WDLs and DDLs are known to originate from retroperitoneal soft tissue and harbor adipose tissue and thickened irregular septum-like structures exhibiting strong enhancement [5, 8]. Although WDLs and DDLs have several common features, including irregular septa, thin blood vessels, and intratumoral calcification , distinct differences lie in that DDLs are frequently accompanied by solid nodules that are strongly enhanced on contrast-enhanced CT and are completely independent from fatty elements [7, 9], while WDLs exhibit features of soft-tissue nodules with weaker contrast enhancement . In the present case, a clinical diagnosis of a retroperitoneal WDL was established because most features of WDLs were observed apart from intratumoral calcification, whereas none of the features of DDLs were observed. Hence, we considered that a WDL was the most probable diagnosis and that core-needle biopsy would provide additional information before surgical intervention.

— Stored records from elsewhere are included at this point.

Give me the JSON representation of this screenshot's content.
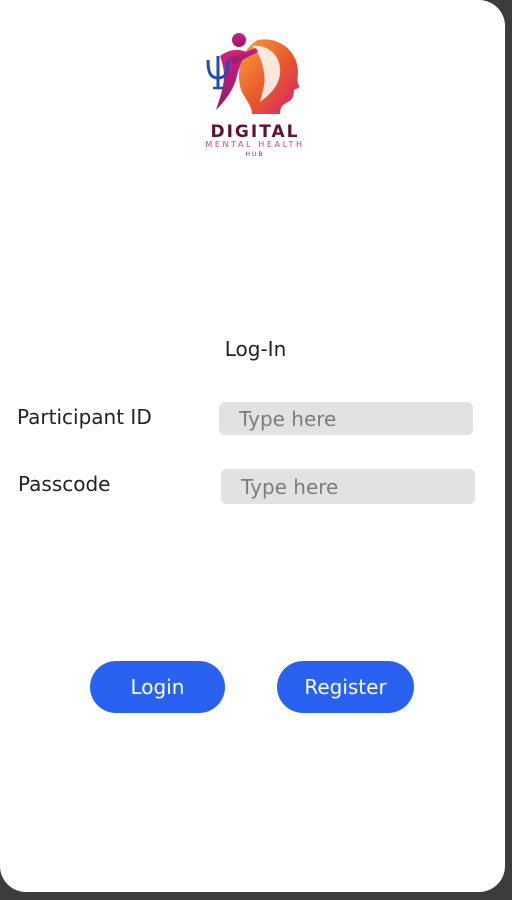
{
  "logo": {
    "word_primary": "DIGITAL",
    "word_secondary": "MENTAL HEALTH",
    "word_tertiary": "HUB",
    "colors": {
      "magenta": "#d41e7f",
      "orange": "#f28c28",
      "plum": "#5c1136",
      "blue": "#1f4bb8"
    }
  },
  "form": {
    "title": "Log-In",
    "participant_id": {
      "label": "Participant ID",
      "placeholder": "Type here",
      "value": ""
    },
    "passcode": {
      "label": "Passcode",
      "placeholder": "Type here",
      "value": ""
    }
  },
  "actions": {
    "login_label": "Login",
    "register_label": "Register",
    "accent": "#2962f0"
  }
}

If a tumor biopsy had been performed and an AML had been suggested before the surgery, she could have chosen a less invasive treatment option, including selective arterial embolization, ablative therapies, and the administration of mTOR inhibitors . Active surveillance could also have been an option, although large AMLs harbor the risk of spontaneous rupture [11, 12].
We encountered a case of a renal AML mimicking a WDL on imaging examinations. The important role of core-needle biopsy is suggested for accurate clinical diagnosis and proper management of retroperitoneal fat-containing tumors.
Conflicts of Interest
The authors declare that they have no conflicts of interest.